International Business Machines Corp., which disclosed stronger-than-expected preliminary fourth-quarter results earlier this week, said net income for the period surged 12% despite a slowing U.S. economy. It also gave a 2008 earnings forecast that was above Wall Street’s expectations.

IBM, regarded as a barometer of capital spending, reported net income of $3.95 billion, or $2.80 a share, for the quarter, compared with $3.54 billion, or $2.31 a share, a year earlier.

Monday, the company reported fourth-quarter earnings from continuing operations of $2.80 a share, compared with $2.26 a year earlier.

Revenue rose 9.9% to $28.87 billion. On Monday, IBM said six percentage points of the revenue increase was due to the weaker dollar. At the time, analysts polled by Thomson Financial were expecting the Armonk, N.Y., company to post fourth-quarter earnings of $2.60 a share on revenue of $27.62 billion.

Gross margin in the latest quarter was 44.9%, compared with 44.6% a year earlier.
Chairman and Chief Executive Samuel J. Palmisano, repeating his comment from Monday, said IBM is “well-positioned” heading into 2008. He cited the company’s “global business reach, solid recurring revenue and profit streams, and strong financial position.” IBM is “on track to achieve our long-term earnings-per-share roadmap objective in 2010,” Mr. Palmisano said.

Total global services revenue rose 17%. During the quarter, IBM signed services contracts totaling $15.4 billion, down 13%. It ended the year with an estimated services backlog of $118 billion, up $2 billion from a year earlier.

Revenue from systems and hardware was $6.8 billion, down 4% from a year ago when it still owned its printer business. Software revenue rose 12% to $6.3 billion. IBM has increasingly become a service provider and software firm while lessening its presence in the lower-margin and slow-growing hardware business.

According to slides available on the Internet prior to the company’s conference call, IBM projects fiscal 2008 earnings of $8.20 to $8.30 a share, up 15% to 16% from a year earlier.
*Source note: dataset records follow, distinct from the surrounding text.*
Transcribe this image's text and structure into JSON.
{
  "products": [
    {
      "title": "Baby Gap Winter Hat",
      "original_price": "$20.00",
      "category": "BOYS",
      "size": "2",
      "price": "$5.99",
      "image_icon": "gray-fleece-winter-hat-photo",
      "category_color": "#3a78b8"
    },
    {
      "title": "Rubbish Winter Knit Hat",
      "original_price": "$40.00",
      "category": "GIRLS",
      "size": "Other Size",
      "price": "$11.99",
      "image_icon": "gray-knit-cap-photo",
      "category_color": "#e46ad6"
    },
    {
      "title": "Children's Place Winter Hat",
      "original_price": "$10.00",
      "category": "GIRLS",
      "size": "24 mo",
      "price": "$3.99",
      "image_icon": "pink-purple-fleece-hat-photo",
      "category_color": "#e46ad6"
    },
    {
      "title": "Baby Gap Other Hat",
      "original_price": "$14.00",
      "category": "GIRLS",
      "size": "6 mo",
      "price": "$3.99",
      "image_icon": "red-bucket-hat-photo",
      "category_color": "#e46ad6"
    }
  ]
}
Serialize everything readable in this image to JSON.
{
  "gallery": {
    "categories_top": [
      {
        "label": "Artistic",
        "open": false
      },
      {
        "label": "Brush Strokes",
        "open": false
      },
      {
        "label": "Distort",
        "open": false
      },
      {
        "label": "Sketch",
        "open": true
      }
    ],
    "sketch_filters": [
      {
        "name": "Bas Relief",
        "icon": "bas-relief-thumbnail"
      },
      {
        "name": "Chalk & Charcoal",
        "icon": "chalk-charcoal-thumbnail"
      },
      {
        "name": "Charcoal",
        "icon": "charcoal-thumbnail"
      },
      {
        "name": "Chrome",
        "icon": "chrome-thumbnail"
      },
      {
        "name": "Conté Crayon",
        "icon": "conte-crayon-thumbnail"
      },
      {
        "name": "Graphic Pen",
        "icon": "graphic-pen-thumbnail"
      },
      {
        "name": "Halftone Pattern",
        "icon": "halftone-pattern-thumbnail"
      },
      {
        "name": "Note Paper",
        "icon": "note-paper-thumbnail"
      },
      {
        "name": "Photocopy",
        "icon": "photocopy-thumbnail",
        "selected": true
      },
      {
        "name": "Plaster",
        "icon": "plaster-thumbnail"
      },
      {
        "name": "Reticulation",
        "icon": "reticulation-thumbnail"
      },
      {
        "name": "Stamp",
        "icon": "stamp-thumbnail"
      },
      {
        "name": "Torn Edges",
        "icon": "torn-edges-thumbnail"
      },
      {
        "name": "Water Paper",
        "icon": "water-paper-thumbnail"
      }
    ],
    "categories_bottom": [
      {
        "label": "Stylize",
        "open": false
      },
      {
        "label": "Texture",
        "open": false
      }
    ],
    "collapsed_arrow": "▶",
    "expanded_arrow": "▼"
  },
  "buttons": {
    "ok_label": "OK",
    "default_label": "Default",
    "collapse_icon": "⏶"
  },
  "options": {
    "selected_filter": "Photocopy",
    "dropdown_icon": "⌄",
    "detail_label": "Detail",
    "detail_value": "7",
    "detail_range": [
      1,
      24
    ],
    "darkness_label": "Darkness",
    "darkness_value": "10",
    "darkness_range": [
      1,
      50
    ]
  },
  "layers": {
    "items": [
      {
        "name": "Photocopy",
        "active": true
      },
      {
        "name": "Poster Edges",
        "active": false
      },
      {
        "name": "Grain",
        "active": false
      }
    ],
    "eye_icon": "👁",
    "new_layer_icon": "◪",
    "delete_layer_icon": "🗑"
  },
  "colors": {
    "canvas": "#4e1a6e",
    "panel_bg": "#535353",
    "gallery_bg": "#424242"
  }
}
Analysts were looking for 2008 earnings, excluding items, of $7.94 a share.

IBM’s upbeat preliminary results led some analysts to speculate that the U.S. economic slowdown may not be hurting tech companies as much as expected. IBM’s news was supported by in-line preliminary fourth-quarter results from German software giant and fellow technology bellwether SAP AG.

Investors had been particularly concerned about IBM’s results because it gets about 30% of revenue from the financial sector, where subprime lending woes have led to massive write-downs by several of IBM’s biggest customers. IBM had cited a slowdown in the financial sector as worrisome in the third quarter.

Toni Sacconaghi, an analyst at Sanford C. Bernstein & Co., said he believes a lot of financial companies use IBM mainframes and pay monthly fees for the software run on the big computers, so they aren’t able to cut spending dramatically. Mr. Sacconaghi said that while investors have been worried, risk to IBM is reduced because about 60% of the company’s profits are recurring revenue from software license fees and long-term services contracts not affected quickly by customers’ budget-cutting.

On Monday, Mr. Palmisano said the “broad scope” of IBM’s global business - led by strong operational performance in Asia, Europe and emerging countries - drove results.

Deutsche Bank analyst Chris Whitmore, however, said that despite IBM’s upbeat results, he anticipates worldwide information-technology spending this year will rise only 3%, compared with a 6% to 7% increase last year.